Traffic trouble: New speed limit, construction may limit commuters

Signs+were+installed+on+sections+of+the+Scajaquada+to+enforce+the+speed+change.+

Melissa Burrowes/The Record

Signs were installed on sections of the Scajaquada to enforce the speed change.

Melissa Burrowes, Staff Writer

The electric sign is in a grassy spot beside the 198 Expressway, visible only a short walk away from the E. H. Butler Library parking lot. In bright orange letters, it reads: SPEED LIMIT 30 MPH.

Shortly after a three-year-old boy was hit and killed at Delaware Park, the State of New York decreased the speed limit of Route 198 to 30 miles per hour.

Gov. Andrew Cuomo wrote in a May 31 letter to the State Department of Transportation Commissioner that he was ordering the DoT to “immediately lower the speed limit on this section of the roadway to 30 mph, install speed messaging boards, and construct park-appropriate guard rails” while investigating “long-term solutions to prevent further tragedies on this part of the Expressway.”
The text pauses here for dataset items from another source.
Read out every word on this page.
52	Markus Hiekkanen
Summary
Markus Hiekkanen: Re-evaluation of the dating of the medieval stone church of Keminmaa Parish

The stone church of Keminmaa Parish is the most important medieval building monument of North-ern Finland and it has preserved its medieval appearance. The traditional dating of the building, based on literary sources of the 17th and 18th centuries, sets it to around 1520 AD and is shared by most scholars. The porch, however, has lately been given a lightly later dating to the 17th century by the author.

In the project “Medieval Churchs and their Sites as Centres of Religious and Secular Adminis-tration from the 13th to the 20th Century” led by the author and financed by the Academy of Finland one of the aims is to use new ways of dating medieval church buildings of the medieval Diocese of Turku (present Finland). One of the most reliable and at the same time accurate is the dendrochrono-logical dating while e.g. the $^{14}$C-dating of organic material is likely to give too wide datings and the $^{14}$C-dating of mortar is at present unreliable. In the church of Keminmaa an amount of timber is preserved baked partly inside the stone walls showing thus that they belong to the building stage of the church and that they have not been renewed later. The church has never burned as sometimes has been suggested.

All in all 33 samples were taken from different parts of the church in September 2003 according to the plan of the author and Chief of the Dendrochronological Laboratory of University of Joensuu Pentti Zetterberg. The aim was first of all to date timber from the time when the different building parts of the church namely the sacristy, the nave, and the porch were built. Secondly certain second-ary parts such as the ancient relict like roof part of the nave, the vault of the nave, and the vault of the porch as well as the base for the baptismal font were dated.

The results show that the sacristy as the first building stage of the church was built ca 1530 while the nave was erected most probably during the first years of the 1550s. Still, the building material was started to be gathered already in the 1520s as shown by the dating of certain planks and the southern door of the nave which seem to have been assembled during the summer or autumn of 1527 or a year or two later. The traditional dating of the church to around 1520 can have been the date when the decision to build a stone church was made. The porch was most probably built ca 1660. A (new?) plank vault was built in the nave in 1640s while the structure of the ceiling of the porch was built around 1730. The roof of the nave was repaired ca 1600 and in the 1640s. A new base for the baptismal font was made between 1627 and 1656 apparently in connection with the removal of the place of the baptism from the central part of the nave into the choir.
The 198 serves as a route to campus for many SUNY Buffalo State students.

“I personally think that it was a good idea due to that issue because it can happen to anyone,” said senior psychology major Latasha Smith. “I’m not as familiar with the highway itself but I did hear that it was open, so it was basically like easy access from the highway to get into the park.”

Megan Keogh, the assistant dean in the School of the Professions, agrees.

“Really, they have said that it takes no longer than three minutes more to complete it from the start to the finish on to the 33,” Keogh said. “I do travel it back and forth and it hasn’t affected me at all.

“Hopefully, it is something that will help to make it safer for people. You know, the loss of life is so, so tragic, especially a child,” Keogh added. “I have no problem with it and I hope that people understand the reasoning behind it. It just takes a few minutes longer and if it does help to save lives it’s well worth it.”

The 198, also known as the Scajaquada Expressway, runs alongside Delaware Park and Buffalo State. The area affected by the speed limit change runs from Lincoln Parkway and Elmwood Avenue to the 190.

Smith said the speed limit would “100 percent” have an impact on commuter students taking the expressway.

“I think that it will create a bigger issue with the students because that is a popular highway over here,” Smith said. However, adding that “to me, safety does come first.”

Keogh said students need to plan for the commute.

“That’s just common sense, like if you know that you have to be at work at a certain time or class at a certain time,” Keogh said “I not only work here, at times I was a student and I knew my class started at eight o’clock. I had to be out the door at a certain time.”

“Once they’re no longer a student and they’re working, guess what? You have to be at work on time too,” Keogh added.

City of Buffalo Mayor Byron Brown has said the speed limit should be increased, although he has not commented on what he would like it increased to, according to news reports from WGRZ-TV Channel 2.

“We will be recommending that past the park, as you go westbound on the 198 that the speed be increased,” Brown told Channel 2.

He added that “we are hoping that the reduction of the speed limit will be…potentially not permanent through the entire stretch of the Scajaquada Expressway.”

“If you increase it, people always tend to go five miles or ten miles more,” Keogh said, adding that “if someone’s doing 30 there are still people passing you, people trying to stretch it. So, how much more are you going to increase it? 35, 40? If you do it 40, maybe people are going to try and stretch it to 50 or something like that.”

“I’m sure other people get aggravated with it but even when you see it in the winter there’s always accidents there,” she said. “The road curves so much, so why not leave it at 30 miles an hour? I just think it makes it safer.”

Smith was also against the proposed speed limit increase.

“Either you’re going to put barriers there or decrease the speed limit,” said Smith. “That’s how I feel on it.”

The 198 is a state expressway, so ultimately the state decides what the speed limit will be.

When contacted for this article, the Student Life department referred The Record to Lisa Krieger, Buffalo State’s assistant vice president of Finance and Management. An e-mail sent to Krieger’s office was not answered.

The 198 is not the only road with a potential impact on people commuting to Buffalo State. There has recently been construction on Elmwood Avenue near Buffalo State, with roadwork being done on the bridge that overhangs the 198.

This has backed up traffic somewhat on Elmwood Avenue in front of Rockwell Hall. Traffic cones line the center of the street, with a line of cars and the periodic bus waiting for a turn past the impasse.

It’s made Keogh avoid Elmwood Avenue when she’s leaving the school, but once she gets on the 198 “it’s so much easier to get in there” since the speed limit was lowered, she said.

“I think it was just too late to bring the speed limit down,” Keogh said. “It should have been done a while ago.”